Numéro d'arrêt : 06981
Numéro NOR : CETATEXT000007681531 ?
Identifiant URN:LEX : urn:lex;fr;conseil.etat;arret;1980-10-29;06981 ?

Analyses :

RJ1 PENSIONS - PENSIONS CIVILES ET MILITAIRES DE RETRAITE - QUESTIONS COMMUNES - LEGISLATION APPLICABLE - Droit à pension - Officier français musulman d'Algérie [décret du 20 mars 1962] - Inapplicabilité de l'article 71-I de la loi du 26 décembre 1959 - modifié par l'article 14 de la loi du 21 décembre 1979.

48-02-01-01, 48-03-06, 48-03-07 Le décret du 20 mars 1962 relatif aux droits, en matière de pensions, des militaires français musulmans d'Algérie de carrière ou servant sous contrat a ouvert à ces militaires, qui sont rayés des cadres sur leur demande, des droits à pension soumis a un régime particulier qui fait échec, en ce qui les concerne, aux dispositions de l'article 71-I de la loi de finances du 26 décembre 1959, dont le champ d'application n'a été étendu, par l'article 14 de la loi de finances rectificative du 21 décembre 1979, qu'aux nationaux d'Etats autres que l'Algérie. Par suite, inapplicabilité de l'article 71-I de la loi du 26 décembre 1959 au calcul du montant de la pension d'un officier français musulman d'Algérie entrant dans le champ d'application du décret du 20 mars 1962 [RJ1].
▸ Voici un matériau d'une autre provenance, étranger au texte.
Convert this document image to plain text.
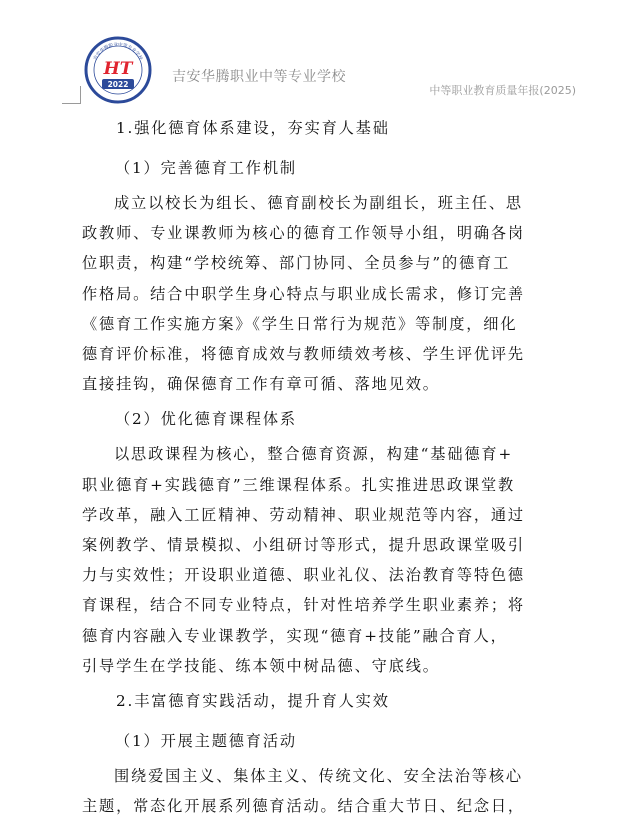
吉安华腾职业中等专业学校
HT
2022	吉安华腾职业中等专业学校
中等职业教育质量年报(2025)
1.强化德育体系建设，夯实育人基础
（1）完善德育工作机制

成立以校长为组长、德育副校长为副组长，班主任、思

政教师、专业课教师为核心的德育工作领导小组，明确各岗

位职责，构建“学校统筹、部门协同、全员参与”的德育工

作格局。结合中职学生身心特点与职业成长需求，修订完善

《德育工作实施方案》《学生日常行为规范》等制度，细化

德育评价标准，将德育成效与教师绩效考核、学生评优评先

直接挂钩，确保德育工作有章可循、落地见效。

（2）优化德育课程体系

以思政课程为核心，整合德育资源，构建“基础德育+

职业德育+实践德育”三维课程体系。扎实推进思政课堂教

学改革，融入工匠精神、劳动精神、职业规范等内容，通过

案例教学、情景模拟、小组研讨等形式，提升思政课堂吸引

力与实效性；开设职业道德、职业礼仪、法治教育等特色德

育课程，结合不同专业特点，针对性培养学生职业素养；将

德育内容融入专业课教学，实现“德育+技能”融合育人，

引导学生在学技能、练本领中树品德、守底线。

2.丰富德育实践活动，提升育人实效
（1）开展主题德育活动

围绕爱国主义、集体主义、传统文化、安全法治等核心

主题，常态化开展系列德育活动。结合重大节日、纪念日，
RJ1 PENSIONS - REGIMES PARTICULIERS DE RETRAITE - PENSIONS DES AGENTS ORIGINAIRES D'ALGERIE ET DE STATUT CIVIL DE DROIT LOCAL - Droit à pension - Officier français musulman d'Algérie [décret du 20 mars 1962] - Inapplicabilité de l'article 71-I de la loi du 26 décembre 1959 - modifié par l'article 14 de la loi du 21 décembre 1979.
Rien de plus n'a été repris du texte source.